I zaczyna się od potwierdzenia: W tym kojącym głosie stewardessy, “Dzisiaj jesteś kapitanem własnego lotu.” Ta pewność siebie przepływa przez cały album, a ten dokładny tekst powraca na końcu „So They Say”, na wypadek, gdybyś przegapił to za pierwszym razem.
Pewny siebie klimat jest zaraźliwy w utworach takich jak “Ain’t Talkin Bout Much,” który pokazuje tempo i zapał od Syda, którego wkład jest zazwyczaj bardziej cichą burzą niż rapową powodzią. Jest również w pełni widoczny w “Freestyle,” gdzie Paige i Saba płynnie się zamieniają — mogło to wydawać się niezrównoważone, ale Paige dorównuje zwinności Saby, jeśli nie szybkości.
Inne wyróżniające się utwory to “Whisper (Want My Luv)” — singiel z elementami funk, w którym występują Steve Lacy, Allen Love i Durand Bernarr — oraz “Big Plays” z Westside Mcfly, cały pełen przebojowej letniej energii, z Paige'm dosłownie pokazującym muskuły, podnoszącym ciężary, a w pewnym momencie ciągnącym za sobą samochód.
Koniec “Good Grace” słyszy, jak Paige zadaje tytułowe pytanie: “Jeśli zawiodę, czy nadal będziemy w porządku?” Odpowiada mu najpierw “Oh, zdecydowanie.” Ale potem, inny głos się włącza, pytając, dlaczego w ogóle zadaje to pytanie w przestrzeni. Mówią mu, “Mówisz, ‘Kiedy wygramy, czy będziemy zawsze w porządku,’ a potem, ‘Porozmawiajmy o tym, jak wygrywasz.’”

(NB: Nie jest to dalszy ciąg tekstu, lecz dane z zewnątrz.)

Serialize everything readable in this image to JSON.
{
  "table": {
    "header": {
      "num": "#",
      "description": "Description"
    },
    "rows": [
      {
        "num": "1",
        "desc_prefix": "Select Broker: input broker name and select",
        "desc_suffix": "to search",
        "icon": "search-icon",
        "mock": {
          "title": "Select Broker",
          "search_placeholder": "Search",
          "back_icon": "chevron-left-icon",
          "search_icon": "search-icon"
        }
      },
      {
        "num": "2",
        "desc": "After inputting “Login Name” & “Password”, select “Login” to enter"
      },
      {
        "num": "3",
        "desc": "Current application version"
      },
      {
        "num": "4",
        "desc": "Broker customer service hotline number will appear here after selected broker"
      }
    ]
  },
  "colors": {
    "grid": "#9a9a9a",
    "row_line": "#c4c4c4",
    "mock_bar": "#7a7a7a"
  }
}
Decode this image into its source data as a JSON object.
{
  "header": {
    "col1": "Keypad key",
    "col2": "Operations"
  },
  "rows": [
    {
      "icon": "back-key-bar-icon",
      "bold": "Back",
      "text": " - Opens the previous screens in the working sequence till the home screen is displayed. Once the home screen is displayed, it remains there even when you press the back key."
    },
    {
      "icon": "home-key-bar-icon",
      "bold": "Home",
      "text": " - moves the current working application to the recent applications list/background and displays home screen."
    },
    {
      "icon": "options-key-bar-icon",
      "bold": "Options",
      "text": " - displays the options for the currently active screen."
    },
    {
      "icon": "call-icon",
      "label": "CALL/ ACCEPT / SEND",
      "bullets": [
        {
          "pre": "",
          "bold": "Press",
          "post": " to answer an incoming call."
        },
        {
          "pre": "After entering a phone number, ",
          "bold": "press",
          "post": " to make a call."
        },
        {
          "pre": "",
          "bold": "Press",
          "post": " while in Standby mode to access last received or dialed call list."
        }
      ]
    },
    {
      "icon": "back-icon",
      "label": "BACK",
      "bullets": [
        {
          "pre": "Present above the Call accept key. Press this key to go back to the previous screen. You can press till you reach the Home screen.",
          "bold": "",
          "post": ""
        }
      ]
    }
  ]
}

Wygląda na to, że Paige uczynił to emocjonalnym centrum albumu. Zadaje pytania o sukces, jak on wygląda i co robi, aby go osiągnąć, i nie waha się przed niepewnością i podatnością, z którymi zaczynał na Letters of Irrelevance. Ale pytanie zostaje zadane i odpowiedziane: Tytuł pyta “Jeśli zawiodę,” a album odpowiada tym, jak wygrywa.
Nie ma wątpliwości, że jest tutaj wyraźna orkiestracja, przez cały projekt, co jest przykładem tego, co się dzieje, gdy artysta jest muzykiem przede wszystkim — raperem, piosenkarzem i producentem na drugim miejscu. To może być „solowy” projekt Paige'a, ale mimo jego wielu talentów, nie jest to pokazywanie jednego człowieka. Powiedział Complex, “Bawiłem się znakomicie. Każdy gość, który się tam znajduje, to moi przyjaciele w rzeczywistości.” Ten element społeczności jest widoczny, w łatwości i otwartości tego albumu. Ma zmysł do aranżacji i umiejętność wiedzenia, jak dostosować się do tych gości, tworząc spójny finalny projekt, w którym zróżnicowane talenty nie konkurują, ale budują na sobie nawzajem.
Przy 17 utworach, If I Fail Are We Still Cool? mogłoby zdawać się mozolne. Zamiast tego, to lekki list miłosny do L.A., który może nawet się skończyć za szybko.
Theda Berry is a Brooklyn-based writer and the former Editor of VMP. If she had to be a different kind of berry, she’d pick strawberry.